18:09 GMT, Tuesday, 8th September 2009, by Agrimoney.com
Evening markets: gold helps crops recover lustre

A slide in the dollar to its lowest for nearly a year, amid inflation fears stoked by rising gold, helped Chicago corn and soybeans out of week-long slides, but failed to stop wheat slipping to fresh lows.

Gold's rise above $1,000 an ounce revived concerns of rising inflation sending investors rushing for assets rather than the dollar. Oil soared 5%. Gold is often viewed as a key indicator of investor sentiment on price rises. 
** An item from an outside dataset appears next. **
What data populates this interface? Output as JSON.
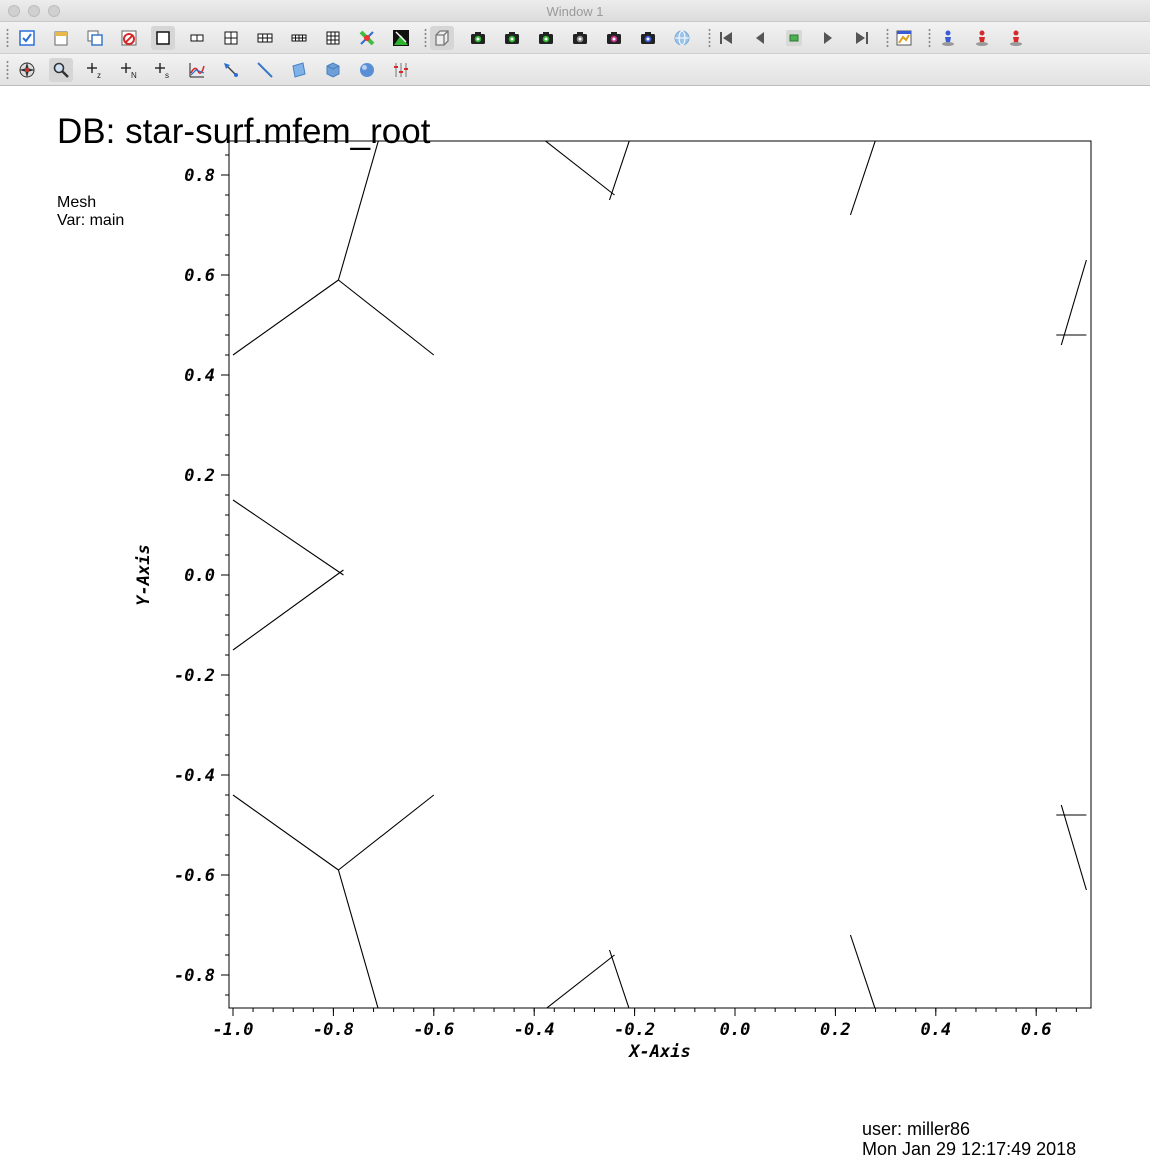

Soybeans reacted best to falls in the greenback of more than 1% against both the euro and a basket of major currencies.

As well US beans might, given their reliance on foreign buyers for demand. The weaker dollar will make them more competitive to foreign buyers.

Palm aid 

Indeed, there were rumours that China was back in the market for US beans, after a quieter spell last week. Many investors had hoped that lower prices would lure the world's biggest soybean buyer back.

Soybean sentiment was also helped by a strong close for Kuala Lumpur palm oil with, again, firm Chinese demand implicated.

The old crop September contract, now in its last week of trading, added 3.5 cents to $9.64 ½ a bushel at 16: 30 GMT.

Better-traded November beans added 11 cents to $9.33 a bushel.

Corn rebounds 

Corn, too, recovered, but not before revisiting prices not seen for nearly three years.

The best-traded December contract slid to $3.02 a bushel, the lowest for a nearest-but-one contract since October 2006, before recovering to stand up 3.25 cents at $3.09 ½ a bushel.

September corn slid to a 2009 low of $2.96 ¾ a bushel before recovering to $3.04 ¾ a bushel, up 3.75 cents.

With corn a major feedstock for bioethanol, the rebound was helped by a 5.0% jump to $71.40 a barrel in the price of New York light crude for October.

Odd crop out 

Wheat was the odd crop out. The September contract shed 1.4% to $4.37 ¾ a bushel, a fresh lowest-since-April-2007, and stayed there or thereabouts.

The better-traded December contract set a similar low by dropping to $4.61 ½ a bushel before reviving somewhat to $4.65 a bushel, down 1.4% on the day.

The round of upward crop revisions continued on Tuesday with France adding 1.22m tonnes to its forecast for this year's harvest.

Sugar squeeze 

Among soft commodities, sugar staged a far convincing recovery, helped by comments from Czarnikow, the sugar merchant, that the market had "more work to do" in rationing sugar demand.

Stocks had fallen to "unsustainably low levels", Czarnikow said, pegging the 2009-10 sugar deficit at 9m tonnes.

London white sugar for October closed down $0.60 a tonne at $520.00 a tonne, having touched $507.30 earlier.

New York sugar recovered from a low of 20.57 cents a pound to 21.23 cents a pound, down 0.37 cents on the day.

Cocoa did better, ending up 1.5% at £1,858 a tonne in London and by the same margin at $2,961 in New York.